Just a little aside on the gender gap: you can see from those figures that there is still a huge gender gap in the level of superannuation that men and women will retire with. But the Liberals' plan to cut superannuation will make things even worse for women. Right now, 40 per cent of older single retired women live in abject poverty in this country. They are one of the fastest-growing groups of homeless—single retired women. They are people pushed out of their work—maybe in their 50s. They are people retiring after a divorce or a catastrophe of some form, in their 60s, with no superannuation. A cut to super is a cut to wages that will hit women especially hard.
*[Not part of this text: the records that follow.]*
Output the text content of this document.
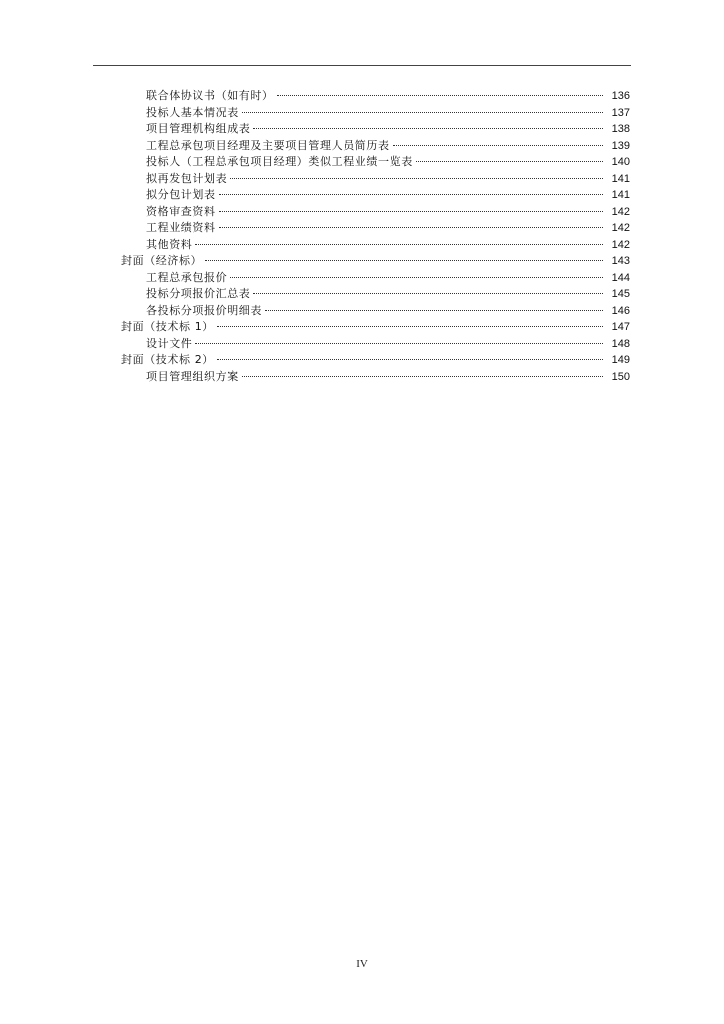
联合体协议书（如有时）	136
投标人基本情况表	137
项目管理机构组成表	138
工程总承包项目经理及主要项目管理人员简历表	139
投标人（工程总承包项目经理）类似工程业绩一览表	140
拟再发包计划表	141
拟分包计划表	141
资格审查资料	142
工程业绩资料	142
其他资料	142
封面（经济标）	143
工程总承包报价	144
投标分项报价汇总表	145
各投标分项报价明细表	146
封面（技术标 1）	147
设计文件	148
封面（技术标 2）	149
项目管理组织方案	150
IV
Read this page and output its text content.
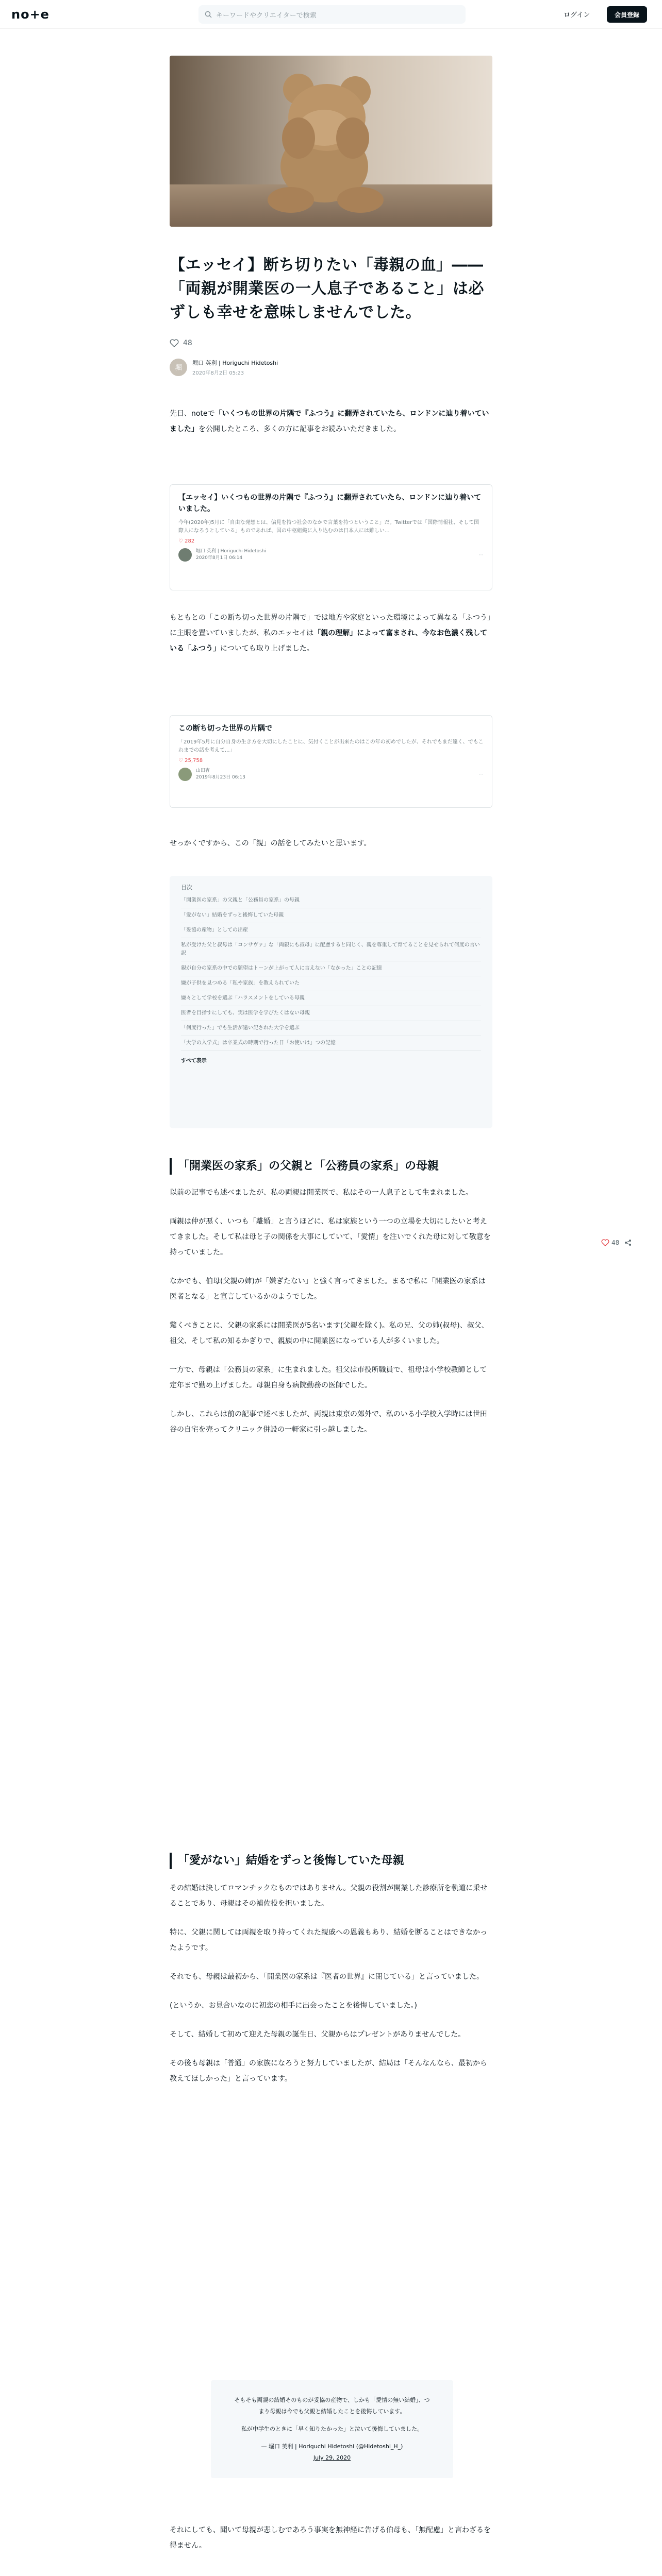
no+e	キーワードやクリエイターで検索	ログイン	会員登録
【エッセイ】断ち切りたい「毒親の血」――「両親が開業医の一人息子であること」は必ずしも幸せを意味しませんでした。
48
堀
堀口 英利 | Horiguchi Hidetoshi
2020年8月2日 05:23

先日、noteで「いくつもの世界の片隅で『ふつう』に翻弄されていたら、ロンドンに辿り着いていました」を公開したところ、多くの方に記事をお読みいただきました。

【エッセイ】いくつもの世界の片隅で『ふつう』に翻弄されていたら、ロンドンに辿り着いていました。
今年(2020年)5月に「自由な発想とは、偏見を持つ社会のなかで言葉を持つということ」だ。Twitterでは「国際情報社、そして国際人になろうとしている」ものであれば、国の中枢組織に入り込むのは日本人には難しい...
♡ 282
堀口 英利 | Horiguchi Hidetoshi
2020年8月1日 06:14	⋯

もともとの「この断ち切った世界の片隅で」では地方や家庭といった環境によって異なる「ふつう」に主眼を置いていましたが、私のエッセイは「親の理解」によって富まされ、今なお色濃く残している「ふつう」についても取り上げました。

この断ち切った世界の片隅で
「2019年5月に自分自身の生き方を大切にしたことに、気付くことが出来たのはこの年の初めでしたが、それでもまだ遠く、でもこれまでの話を考えて...」
♡ 25,758
山田杏
2019年8月23日 06:13	⋯

せっかくですから、この「親」の話をしてみたいと思います。

目次
「開業医の家系」の父親と「公務員の家系」の母親
「愛がない」結婚をずっと後悔していた母親
「妥協の産物」としての出産
私が受けた父と叔母は「コンサヴァ」な「両親にも叔母」に配慮すると同じく、親を尊重して育てることを見せられて何度の言い訳
親が自分の家系の中での願望はトーンが上がって人に言えない「なかった」ことの記憶
嫌が子供を見つめる「私や家族」を教えられていた
嫌々として学校を選ぶ「ハラスメントをしている母親
医者を目指すにしても、実は医学を学びたくはない母親
「何度行った」でも生活が遠い記された大学を選ぶ
「大学の入学式」は卒業式の時期で行った日「お使いは」つの記憶
すべて表示
「開業医の家系」の父親と「公務員の家系」の母親

以前の記事でも述べましたが、私の両親は開業医で、私はその一人息子として生まれました。

両親は仲が悪く、いつも「離婚」と言うほどに、私は家族という一つの立場を大切にしたいと考えてきました。そして私は母と子の関係を大事にしていて、「愛情」を注いでくれた母に対して敬意を持っていました。

なかでも、伯母(父親の姉)が「嫌ぎたない」と強く言ってきました。まるで私に「開業医の家系は医者となる」と宣言しているかのようでした。

驚くべきことに、父親の家系には開業医が5名います(父親を除く)。私の兄、父の姉(叔母)、叔父、祖父、そして私の知るかぎりで、親族の中に開業医になっている人が多くいました。

一方で、母親は「公務員の家系」に生まれました。祖父は市役所職員で、祖母は小学校教師として定年まで勤め上げました。母親自身も病院勤務の医師でした。

しかし、これらは前の記事で述べましたが、両親は東京の郊外で、私のいる小学校入学時には世田谷の自宅を売ってクリニック併設の一軒家に引っ越しました。

48
「愛がない」結婚をずっと後悔していた母親

その結婚は決してロマンチックなものではありません。父親の役割が開業した診療所を軌道に乗せることであり、母親はその補佐役を担いました。

特に、父親に関しては両親を取り持ってくれた親戚への恩義もあり、結婚を断ることはできなかったようです。

それでも、母親は最初から、「開業医の家系は『医者の世界』に閉じている」と言っていました。

(というか、お見合いなのに初恋の相手に出会ったことを後悔していました。)

そして、結婚して初めて迎えた母親の誕生日、父親からはプレゼントがありませんでした。

その後も母親は「普通」の家族になろうと努力していましたが、結局は「そんなんなら、最初から教えてほしかった」と言っています。

そもそも両親の結婚そのものが妥協の産物で、しかも「愛情の無い結婚」、つまり母親は今でも父親と結婚したことを後悔しています。
私が中学生のときに「早く知りたかった」と泣いて後悔していました。
— 堀口 英利 | Horiguchi Hidetoshi (@Hidetoshi_H_)
July 29, 2020

それにしても、聞いて母親が悲しむであろう事実を無神経に告げる伯母も、「無配慮」と言わざるを得ません。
One of the economically worst aspects of the government's handling of the COVID recession—and it goes to the second reading amendment—is the government allowing people to raid their retirement savings. Instead of providing support to those who need it, in the last few months the government has let over 560,000 Australians withdraw every last cent of their retirement savings. There is literally nothing left in their retirement savings. It might not sound like a lot but, for a 25-year-old, taking $10,000 out now means $233,000 in lost interest by the time they retire. It's enormous.

It's the biggest generational rip-off in Australia's history and it's also the privatisation of stimulus. The work that the government should have been doing on behalf of the community and all taxpayers has been outsourced to the lowest-income—poorest—people in society.